11:30 Macko P: One step closer to Biomonitoring 2.0: a case study reinforcing the perspective of routine use of metabarcoding data in the multimetric assessment of the ecological quality of freshwater ecosystems
Routine biomonitoring of freshwater ecosystems still follows a conventional methodology based on the primary morphological identification of the five biological quality elements (phytoplankton, macrophytes, phytobenthos, benthic invertebrate fauna and fish). In addition to the time and financial demands or often complicated morphological determination especially in megadiverse benthic invertebrates, this approach can also be problematic due to the methodical processing of the collected bulk samples. For example, the subsampling method causes the final analysis to be based on only a limited sample volume. Consequently, important bioindicator taxa may be overlooked, and the face of true biodiversity may be distorted, leading to an inaccurate ecological status assessment. Therefore, this study aimed to test the applicability of DNA metabarcoding at long-term monitored sites, aiming to streamline the process, remove the aforementioned shortcomings and thus increase the efficiency and scale of freshwater biomonitoring.

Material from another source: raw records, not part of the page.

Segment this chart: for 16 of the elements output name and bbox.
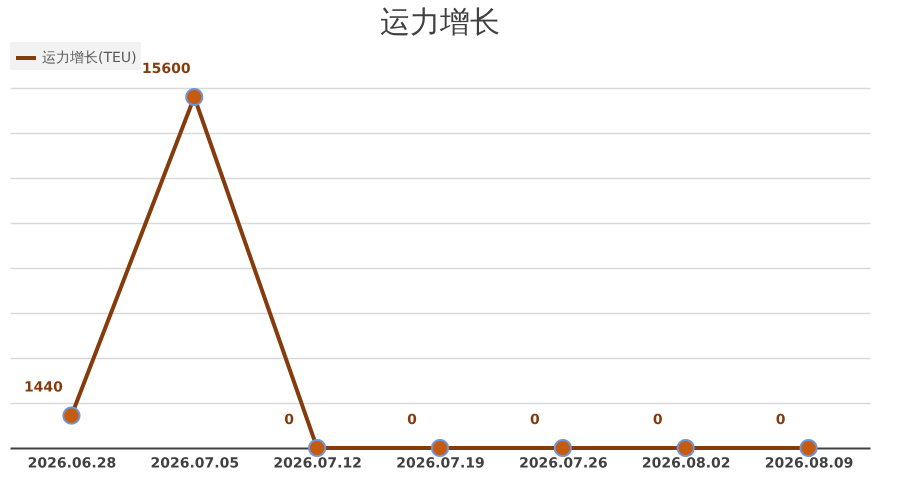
legend-label: 运力增长(TEU)	[42, 50, 137, 66]
data-label: 0	[407, 412, 418, 428]
x-tick-label: 2026.07.12	[273, 456, 362, 472]
x-tick-label: 2026.08.09	[764, 456, 854, 472]
data-label: 0	[530, 412, 540, 428]
x-tick-label: 2026.06.28	[28, 456, 116, 472]
data-label: 0	[284, 412, 294, 428]
data-label: 15600	[142, 61, 191, 77]
data-label: 0	[776, 412, 786, 428]
data-label: 1440	[24, 380, 64, 396]
chart-title: 运力增长	[380, 5, 500, 40]
x-tick-label: 2026.07.05	[150, 456, 240, 472]
x-tick-label: 2026.07.26	[519, 456, 608, 472]
data-label: 0	[652, 412, 663, 428]
x-tick-label: 2026.07.19	[396, 456, 485, 472]
x-tick-label: 2026.08.02	[642, 456, 731, 472]
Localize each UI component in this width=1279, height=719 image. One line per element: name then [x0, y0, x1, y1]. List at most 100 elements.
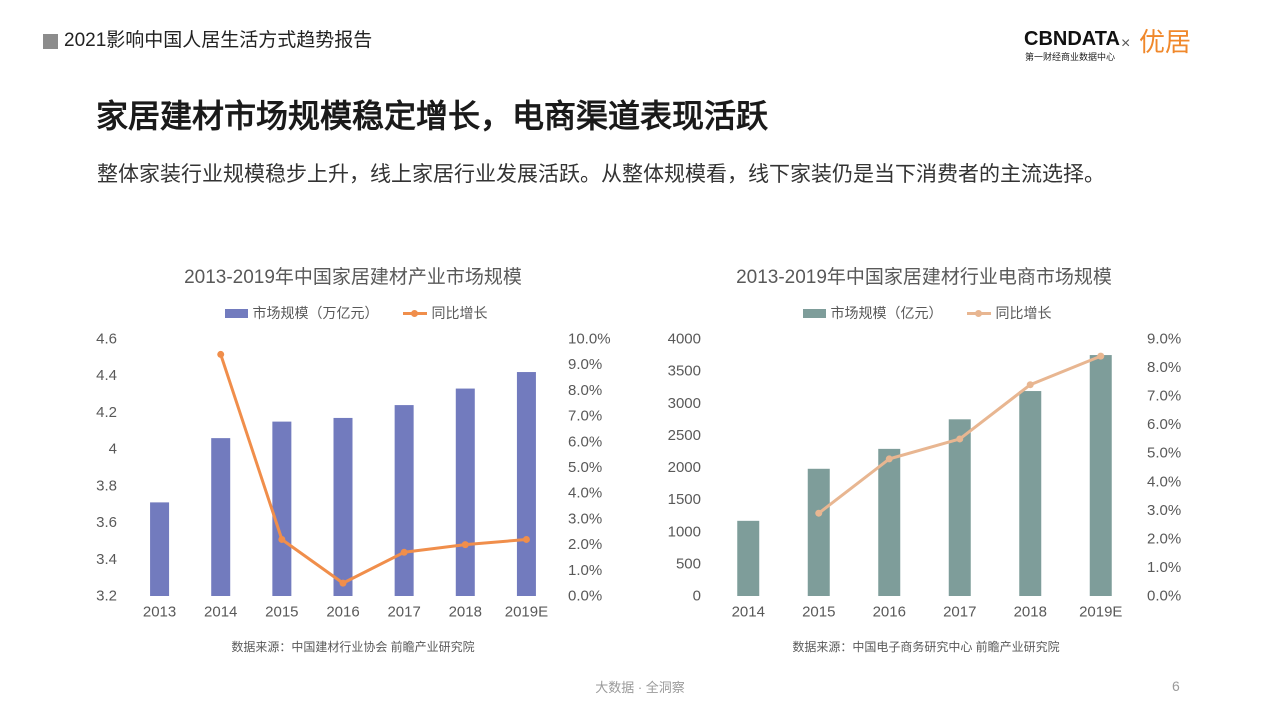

Samples of benthic invertebrates were collected at 12 sites from different categories of water bodies. Without time-consuming bulk processing and morphological determination, the obtained final taxa lists based on metabarcoding data confirmed a 14% increase in identified species within the five target benthic classes (Insecta, Clitellata, Malacostraca, Bivalvia and Turbellaria) compared to previous conventional (WFD) sampling. Biological indices included in the multimetric evaluation of the ecological status were calculated using the program ASTERICS, and the same or higher ecological quality class was identified compared to previous assessments. More detailed indices analysis showed that the ecological quality class changed more significantly in 5 localities (from 2 to 1), mainly due to the influence of the BMWP and EPT taxa indices, which indicates a higher sensitivity of metabarcoding approach in detecting the present macroinvertebrates species spectrum. The results of this study provide useful data on the effectiveness of DNA metabarcoding and have a great potential to contribute to the implementation of DNA approaches in routine biomonitoring of freshwater ecosystems.